There were 1,660 households, out of which 36.2% had children under the age of 18 living with them, 61.3% were married couples living together, 8.9% had a female householder with no husband present, and 26.0% were non-families. 19.8% of all households were made up of individuals, and 8.8% had someone living alone who was 65 years of age or older. The average household size was 2.73 and the average family size was 3.16.

In the town, the population was spread out, with 27.9% under the age of 18, 6.7% from 18 to 24, 30.2% from 25 to 44, 22.8% from 45 to 64, and 12.5% who were 65 years of age or older. The median age was 37 years. For every 100 females, there were 96.2 males. For every 100 females age 18 and over, there were 95.6 males.

The median income for a household in the town was $41,266, and the median income for a family was $46,495. Males had a median income of $32,487 versus $25,046 for females.
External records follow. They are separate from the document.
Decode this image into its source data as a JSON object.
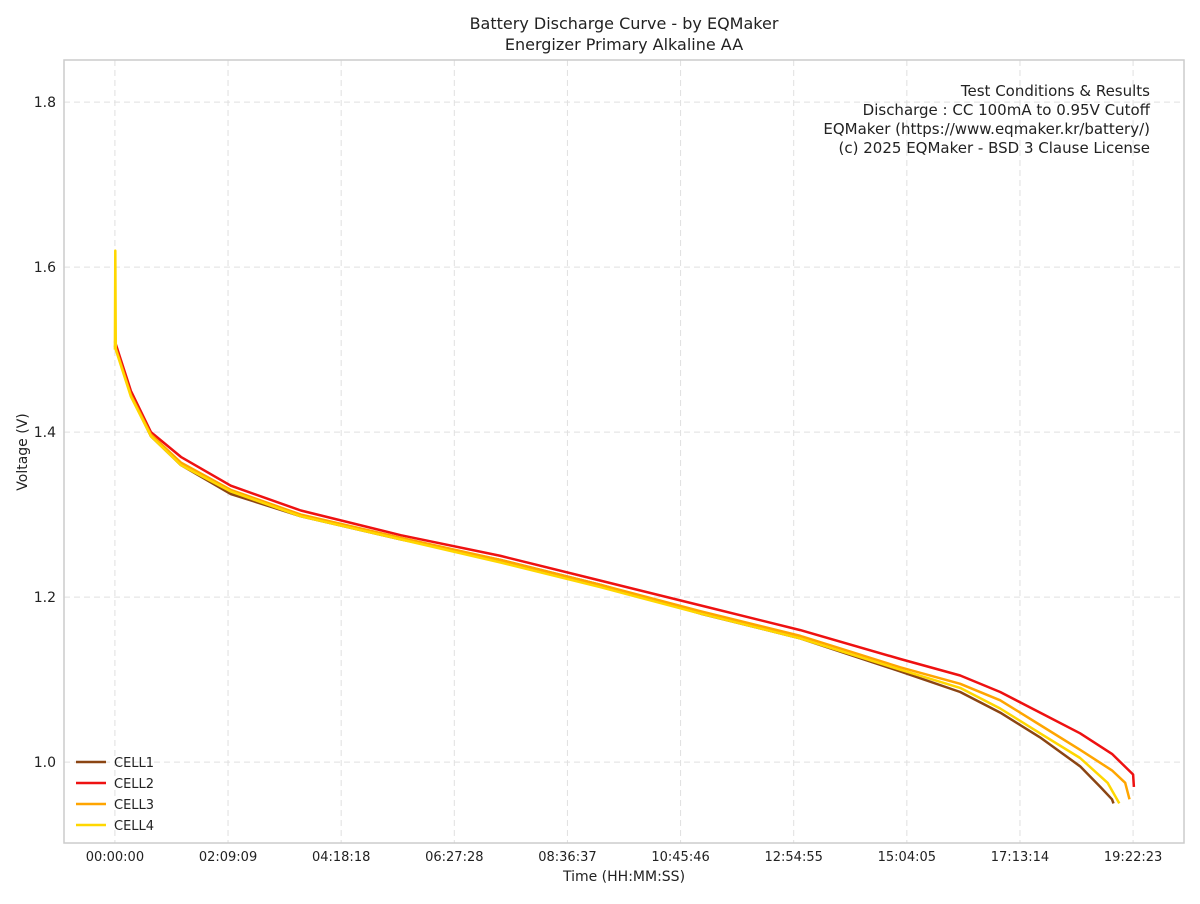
{
  "chart_data": {
    "type": "line",
    "title": "Battery Discharge Curve - by EQMaker",
    "subtitle": "Energizer Primary Alkaline AA",
    "xlabel": "Time (HH:MM:SS)",
    "ylabel": "Voltage (V)",
    "annotation": [
      "Test Conditions & Results",
      "Discharge : CC 100mA to 0.95V Cutoff",
      "EQMaker (https://www.eqmaker.kr/battery/)",
      "(c) 2025 EQMaker - BSD 3 Clause License"
    ],
    "xlim": [
      -3487,
      73230
    ],
    "ylim": [
      0.902,
      1.851
    ],
    "xticks": [
      {
        "value": 0,
        "label": "00:00:00"
      },
      {
        "value": 7749,
        "label": "02:09:09"
      },
      {
        "value": 15498,
        "label": "04:18:18"
      },
      {
        "value": 23248,
        "label": "06:27:28"
      },
      {
        "value": 30997,
        "label": "08:36:37"
      },
      {
        "value": 38746,
        "label": "10:45:46"
      },
      {
        "value": 46495,
        "label": "12:54:55"
      },
      {
        "value": 54245,
        "label": "15:04:05"
      },
      {
        "value": 61994,
        "label": "17:13:14"
      },
      {
        "value": 69743,
        "label": "19:22:23"
      }
    ],
    "yticks": [
      {
        "value": 1,
        "label": "1.0"
      },
      {
        "value": 1.2,
        "label": "1.2"
      },
      {
        "value": 1.4,
        "label": "1.4"
      },
      {
        "value": 1.6,
        "label": "1.6"
      },
      {
        "value": 1.8,
        "label": "1.8"
      }
    ],
    "grid": true,
    "legend": "lower left",
    "series": [
      {
        "name": "CELL1",
        "color": "#8b4513",
        "x": [
          0,
          1095,
          2464,
          4517,
          7939,
          12730,
          19574,
          26418,
          33262,
          40106,
          46950,
          53794,
          57900,
          60638,
          63375,
          66113,
          67500,
          68300,
          68400
        ],
        "values": [
          1.505,
          1.445,
          1.395,
          1.36,
          1.325,
          1.298,
          1.27,
          1.245,
          1.215,
          1.18,
          1.15,
          1.11,
          1.085,
          1.06,
          1.03,
          0.995,
          0.97,
          0.955,
          0.95
        ]
      },
      {
        "name": "CELL2",
        "color": "#ee1111",
        "x": [
          0,
          1095,
          2464,
          4517,
          7939,
          12730,
          19574,
          26418,
          33262,
          40106,
          46950,
          53794,
          57900,
          60638,
          63375,
          66113,
          68300,
          69743,
          69800
        ],
        "values": [
          1.51,
          1.45,
          1.4,
          1.37,
          1.335,
          1.305,
          1.275,
          1.25,
          1.22,
          1.19,
          1.16,
          1.125,
          1.105,
          1.085,
          1.06,
          1.035,
          1.01,
          0.985,
          0.97
        ]
      },
      {
        "name": "CELL3",
        "color": "#ffa500",
        "x": [
          0,
          1095,
          2464,
          4517,
          7939,
          12730,
          19574,
          26418,
          33262,
          40106,
          46950,
          53794,
          57900,
          60638,
          63375,
          66113,
          68300,
          69200,
          69500
        ],
        "values": [
          1.505,
          1.445,
          1.397,
          1.363,
          1.33,
          1.3,
          1.272,
          1.245,
          1.215,
          1.183,
          1.153,
          1.115,
          1.095,
          1.075,
          1.045,
          1.015,
          0.99,
          0.975,
          0.955
        ]
      },
      {
        "name": "CELL4",
        "color": "#ffd700",
        "x": [
          0,
          30,
          60,
          1095,
          2464,
          4517,
          7939,
          12730,
          19574,
          26418,
          33262,
          40106,
          46950,
          53794,
          57900,
          60638,
          63375,
          66113,
          68000,
          68800
        ],
        "values": [
          1.5,
          1.62,
          1.5,
          1.443,
          1.395,
          1.36,
          1.328,
          1.298,
          1.27,
          1.242,
          1.212,
          1.18,
          1.15,
          1.112,
          1.09,
          1.065,
          1.035,
          1.005,
          0.975,
          0.95
        ]
      }
    ]
  }
}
The per capita income for the town was $17,148. About 2.6% of families and 4.8% of the population were below the poverty line, including 4.5% of those under age 18 and 4.7% of those age 65 or over.

Historical population
| Census | Pop. | Note | %± |
| 1820 | 2,576 |  | — |
| 1830 | 3,831 |  | 48.7% |
| 1840 | 1,970 |  | −48.6% |
| 1850 | 2,279 |  | 15.7% |
| 1860 | 2,855 |  | 25.3% |
| 1870 | 2,810 |  | −1.6% |
| 1880 | 2,845 |  | 1.2% |
| 1890 | 2,679 |  | −5.8% |
| 1900 | 2,425 |  | −9.5% |
| 1910 | 2,301 |  | −5.1% |
| 1920 | 2,202 |  | −4.3% |
| 1930 | 2,209 |  | 0.3% |
| 1940 | 2,391 |  | 8.2% |
| 1950 | 2,866 |  | 19.9% |
| 1960 | 3,451 |  | 20.4% |
| 1970 | 3,959 |  | 14.7% |
| 1980 | 4,146 |  | 4.7% |
| 1990 | 4,232 |  | 2.1% |
| 2000 | 4,530 |  | 7.0% |
| 2010 | 4,292 |  | −5.3% |
| 2016 (est.) | 4,240 |  | −1.2% |
U.S. Decennial Census

== Communities and locations in Pembroke ==
- Brick House Corners - A hamlet at the intersection of NY-5 and NY-77. Toll plaza 48A of the New York Thruway is located north of the intersection.
- Cookville - A location now marked by the Pembroke service area on the New York State Thruway in the east part of the town.
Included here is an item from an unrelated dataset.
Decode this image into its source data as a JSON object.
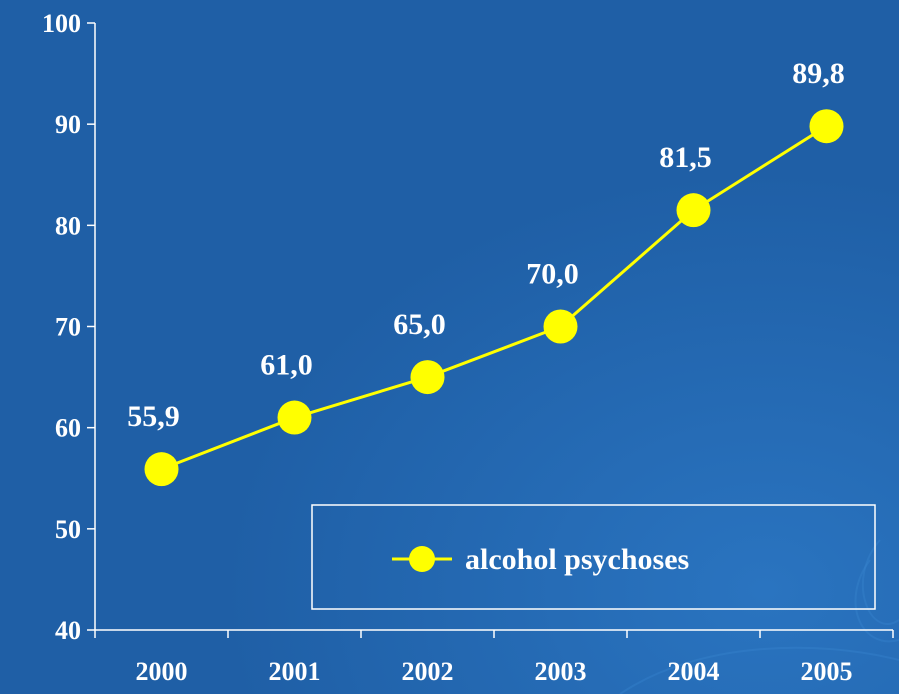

- Corfu - The village of Corfu lies on the south border of the town. Initially called "Long's Corners", the village is at the intersection of NY-33 and NY-77.
- East Pembroke - A hamlet on NY-5, is located between Pembroke Center and Batavia.
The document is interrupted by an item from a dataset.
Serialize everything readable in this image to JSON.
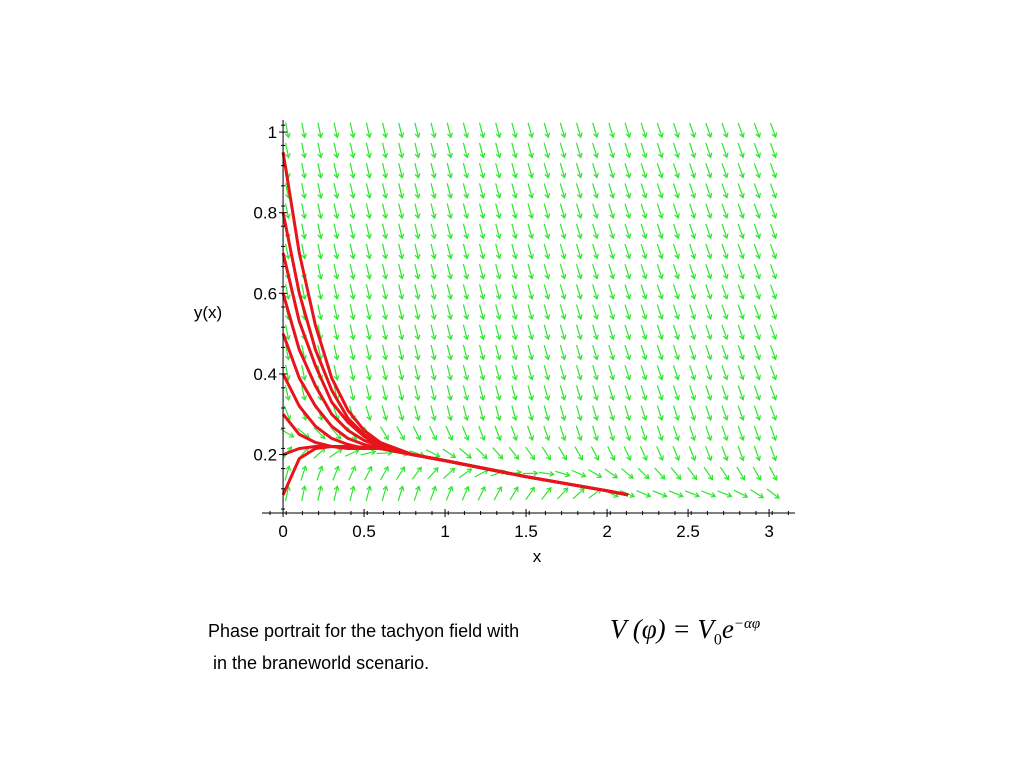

- Indian Falls - This hamlet, located by a waterfall on Tonawanda Creek, is the birthplace of Ely S. Parker. NY-77 passes through the community.
- North Pembroke - A hamlet on Tonawanda Creek in the northeast corner of the town.
- Pembroke - A hamlet on NY-5 near the border with Erie County. In its early days it was called "Richville", and is now composed of houses and commercial buildings (some closed) scattered along Main Street. The only intersection is where Lake Road crosses. Two small factories on the east end of the village are dairy-related. One is Kutters Cheese Factory.
- Pembroke Center - A location on NY-5 between Pembroke and East Pembroke. It is also called "Frog Hollow", where the first settler David Goss built the Old White Tavern, the first public house in the township.